Sales staff working on an
hourly wage do not apply to this discussion. They usually make minimum wage and work at
big box stores like
Best Buy or
Future Shop.
But the all-mighty
commission salesperson... The profit potential is boundless!
Every item in a store has a
price tag. A percentage of that price goes to the salesperson when you buy it. This is sometimes as high as 15%, more often 10%, and most often by far in the 1-5% range.
Warranties and other
non-tangible add-on items are usually pegged around 10-30%.
Case in point. A salesperson makes one sale - a $10K
Sony Plasma TV with $500 stand, plus a $2K warranty.
3% of the TV is $300.
4% of the TV Stand is $20.
20% of the Warranty is $400.
For spending around an hour with you, this salesperson has just made themselves $780. That's one hell of an hourly wage.
This is of course balanced with the extreme opposite, spending 2 hours with a
customer that buys a $50 VCR making you 50 cents.

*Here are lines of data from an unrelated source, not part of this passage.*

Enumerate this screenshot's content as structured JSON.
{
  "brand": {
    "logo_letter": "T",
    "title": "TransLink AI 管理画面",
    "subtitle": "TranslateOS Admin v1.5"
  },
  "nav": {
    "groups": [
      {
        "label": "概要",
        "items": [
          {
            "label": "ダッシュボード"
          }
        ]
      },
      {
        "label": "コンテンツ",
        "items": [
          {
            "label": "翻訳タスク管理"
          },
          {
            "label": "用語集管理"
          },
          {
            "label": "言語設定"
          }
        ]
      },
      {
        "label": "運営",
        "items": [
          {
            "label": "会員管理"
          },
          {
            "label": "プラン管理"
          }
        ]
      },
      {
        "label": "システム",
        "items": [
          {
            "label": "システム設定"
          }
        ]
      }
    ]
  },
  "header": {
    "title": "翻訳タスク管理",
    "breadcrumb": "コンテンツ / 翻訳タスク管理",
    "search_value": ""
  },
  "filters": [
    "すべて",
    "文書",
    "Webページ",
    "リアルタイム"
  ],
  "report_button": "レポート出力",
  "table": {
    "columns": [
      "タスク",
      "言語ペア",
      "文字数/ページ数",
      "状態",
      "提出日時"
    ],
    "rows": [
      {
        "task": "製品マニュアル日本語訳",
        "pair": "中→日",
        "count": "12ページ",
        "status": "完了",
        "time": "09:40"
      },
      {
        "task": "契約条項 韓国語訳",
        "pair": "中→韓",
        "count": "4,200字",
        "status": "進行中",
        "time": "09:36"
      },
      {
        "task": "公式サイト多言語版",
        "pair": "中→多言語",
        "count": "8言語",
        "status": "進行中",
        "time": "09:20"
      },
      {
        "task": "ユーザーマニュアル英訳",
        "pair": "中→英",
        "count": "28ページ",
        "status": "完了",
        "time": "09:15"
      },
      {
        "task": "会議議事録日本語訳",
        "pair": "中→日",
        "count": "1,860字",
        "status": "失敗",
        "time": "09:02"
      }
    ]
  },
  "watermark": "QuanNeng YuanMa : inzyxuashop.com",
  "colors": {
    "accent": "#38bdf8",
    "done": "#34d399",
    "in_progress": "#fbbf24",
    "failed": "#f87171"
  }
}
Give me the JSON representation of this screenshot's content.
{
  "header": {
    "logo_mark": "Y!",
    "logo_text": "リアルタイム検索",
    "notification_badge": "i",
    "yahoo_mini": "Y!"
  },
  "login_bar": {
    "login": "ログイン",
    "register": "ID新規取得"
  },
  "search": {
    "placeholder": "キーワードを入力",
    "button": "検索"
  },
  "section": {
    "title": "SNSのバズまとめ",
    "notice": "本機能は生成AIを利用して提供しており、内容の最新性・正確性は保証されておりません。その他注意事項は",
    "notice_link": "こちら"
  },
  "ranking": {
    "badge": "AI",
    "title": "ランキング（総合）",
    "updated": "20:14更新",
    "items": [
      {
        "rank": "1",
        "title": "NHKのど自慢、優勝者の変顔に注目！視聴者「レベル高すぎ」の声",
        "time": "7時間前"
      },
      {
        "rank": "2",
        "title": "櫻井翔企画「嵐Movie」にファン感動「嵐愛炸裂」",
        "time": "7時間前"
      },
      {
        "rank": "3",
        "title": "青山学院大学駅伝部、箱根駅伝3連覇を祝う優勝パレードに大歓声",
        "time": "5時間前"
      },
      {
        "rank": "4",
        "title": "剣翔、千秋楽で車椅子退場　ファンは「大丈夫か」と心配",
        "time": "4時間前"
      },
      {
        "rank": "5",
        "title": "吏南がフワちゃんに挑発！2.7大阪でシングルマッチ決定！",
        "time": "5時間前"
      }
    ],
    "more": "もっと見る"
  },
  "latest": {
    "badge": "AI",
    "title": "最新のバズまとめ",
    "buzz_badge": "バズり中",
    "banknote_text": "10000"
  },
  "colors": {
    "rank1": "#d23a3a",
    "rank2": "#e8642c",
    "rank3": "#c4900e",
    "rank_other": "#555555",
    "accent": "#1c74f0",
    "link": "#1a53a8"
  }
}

Smart salesmen spot you and your
fancy new shoes and know how to upsell. "You don't want that $50 VCR, you want an $80 VCR! Honestly!" It's all in the
sales pitch.
What is more curious, however, is that supervisors over the
salespeople usually get a small percentage. 0.5% plus a monthly salary, for example. The
store managers will get a larger salary plus a big bonus structure. Regional managers are well rewarded for the amount of volume their region ships. But when you get down to
brass tacks, they are all salesmen at heart. The only people not making
a boat of money at a
retail store is the
customer service reps and the
warehouse guys.
Yet another nodesave! I'm on a roll.